Computer Vision and Pattern Recognition,Multimedia
What problem does this paper attempt to address?
The problem that this paper attempts to solve is: how to use large - scale pre - trained models (PTMs) for visual question answering (VQA) in a zero - shot setting. Specifically, the author aims to overcome the following challenges: 1. **The need for multi - step reasoning**: Many VQA questions require multiple reasoning steps to arrive at an answer, while most existing pre - trained models lack this ability. 2. **Different reasoning steps require different skills**: For example, skills such as object detection and relational reasoning, but a single pre - trained model may not possess all of these skills. 3. **Limitations of existing zero - shot VQA methods**: Current zero - shot VQA methods do not explicitly consider multi - step reasoning chains, resulting in their poor interpretability.

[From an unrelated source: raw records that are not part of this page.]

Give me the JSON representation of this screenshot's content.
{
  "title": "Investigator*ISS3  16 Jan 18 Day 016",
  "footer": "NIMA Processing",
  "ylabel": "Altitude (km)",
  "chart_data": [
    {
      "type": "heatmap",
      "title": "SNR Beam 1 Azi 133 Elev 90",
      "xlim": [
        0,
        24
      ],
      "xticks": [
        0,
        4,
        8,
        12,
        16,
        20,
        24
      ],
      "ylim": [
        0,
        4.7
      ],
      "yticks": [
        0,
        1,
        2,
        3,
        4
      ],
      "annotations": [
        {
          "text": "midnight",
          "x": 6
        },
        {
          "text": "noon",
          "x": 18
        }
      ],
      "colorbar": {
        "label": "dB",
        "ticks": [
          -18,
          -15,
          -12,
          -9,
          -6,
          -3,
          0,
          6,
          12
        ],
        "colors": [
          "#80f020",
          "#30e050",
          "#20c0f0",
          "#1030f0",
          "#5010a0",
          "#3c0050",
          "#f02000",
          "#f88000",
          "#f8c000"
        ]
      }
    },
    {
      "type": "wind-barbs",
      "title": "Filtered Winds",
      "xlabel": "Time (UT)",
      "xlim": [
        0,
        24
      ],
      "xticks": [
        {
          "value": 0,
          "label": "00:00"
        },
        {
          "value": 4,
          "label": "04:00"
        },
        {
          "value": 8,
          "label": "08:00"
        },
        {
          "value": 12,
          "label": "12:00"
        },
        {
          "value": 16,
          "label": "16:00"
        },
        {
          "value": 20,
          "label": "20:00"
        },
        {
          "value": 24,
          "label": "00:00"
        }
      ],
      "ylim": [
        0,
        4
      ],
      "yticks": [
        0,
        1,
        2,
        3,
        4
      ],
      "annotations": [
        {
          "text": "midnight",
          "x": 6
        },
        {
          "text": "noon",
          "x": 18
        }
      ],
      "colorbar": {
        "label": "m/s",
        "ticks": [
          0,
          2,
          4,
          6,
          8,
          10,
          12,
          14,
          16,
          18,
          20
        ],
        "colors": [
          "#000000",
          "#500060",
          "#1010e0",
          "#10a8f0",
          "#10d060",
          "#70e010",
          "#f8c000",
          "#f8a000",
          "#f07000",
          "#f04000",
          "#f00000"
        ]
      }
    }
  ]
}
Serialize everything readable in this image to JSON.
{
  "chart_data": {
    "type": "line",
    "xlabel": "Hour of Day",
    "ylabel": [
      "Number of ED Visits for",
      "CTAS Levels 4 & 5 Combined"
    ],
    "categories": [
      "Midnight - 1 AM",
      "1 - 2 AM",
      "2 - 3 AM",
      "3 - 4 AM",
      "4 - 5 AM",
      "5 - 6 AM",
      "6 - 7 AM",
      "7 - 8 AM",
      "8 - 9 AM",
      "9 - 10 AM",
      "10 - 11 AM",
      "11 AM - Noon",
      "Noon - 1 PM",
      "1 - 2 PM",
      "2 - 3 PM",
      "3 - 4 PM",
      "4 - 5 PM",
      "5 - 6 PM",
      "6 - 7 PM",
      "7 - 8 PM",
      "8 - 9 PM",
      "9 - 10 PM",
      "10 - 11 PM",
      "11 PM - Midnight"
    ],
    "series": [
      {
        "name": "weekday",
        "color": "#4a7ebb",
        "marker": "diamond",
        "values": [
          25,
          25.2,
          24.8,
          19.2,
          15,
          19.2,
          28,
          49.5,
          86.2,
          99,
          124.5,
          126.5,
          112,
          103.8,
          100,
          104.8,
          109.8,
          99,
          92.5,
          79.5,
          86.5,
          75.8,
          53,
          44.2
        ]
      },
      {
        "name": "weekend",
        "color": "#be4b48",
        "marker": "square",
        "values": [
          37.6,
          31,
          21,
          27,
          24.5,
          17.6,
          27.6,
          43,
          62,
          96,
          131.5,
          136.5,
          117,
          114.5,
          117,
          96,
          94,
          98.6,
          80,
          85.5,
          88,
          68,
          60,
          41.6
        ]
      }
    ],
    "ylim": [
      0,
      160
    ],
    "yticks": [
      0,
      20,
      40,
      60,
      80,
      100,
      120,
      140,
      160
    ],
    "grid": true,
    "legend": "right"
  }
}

To solve these problems, the author proposes a modular zero - shot network (Mod - Zero - VQA), which explicitly decomposes the question into sub - reasoning steps and assigns these subtasks to appropriate pre - trained models, thereby achieving better performance and higher interpretability. ### Main contributions of the paper: 1. **Propose a novel modular zero - shot VQA method** that uses different pre - trained models to handle different reasoning steps. 2. **Design rules** to map different VQA reasoning steps to suitable pre - trained models, without the need for any adaptation of these models. 3. **Experimental results show** that the proposed method significantly outperforms the baseline model on problems requiring multi - step reasoning, with a relative improvement of nearly 13% in accuracy (from 41.9 to 47.3). 4. **Improve the interpretability of the model** by generating explicit reasoning steps, making each reasoning step clearly visible. ### Method overview: - **Modular decomposition**: Decompose complex VQA questions into multiple basic reasoning steps. - **Task assignment**: Map these reasoning steps to different pre - trained models (such as OWL, MDETR, and CLIP) according to predefined rules. - **Spatial heuristics**: Introduce simple spatial heuristic rules to assist pre - trained models in spatial relational reasoning. This method not only improves the performance of zero - shot VQA, but also enhances the interpretability and flexibility of the model.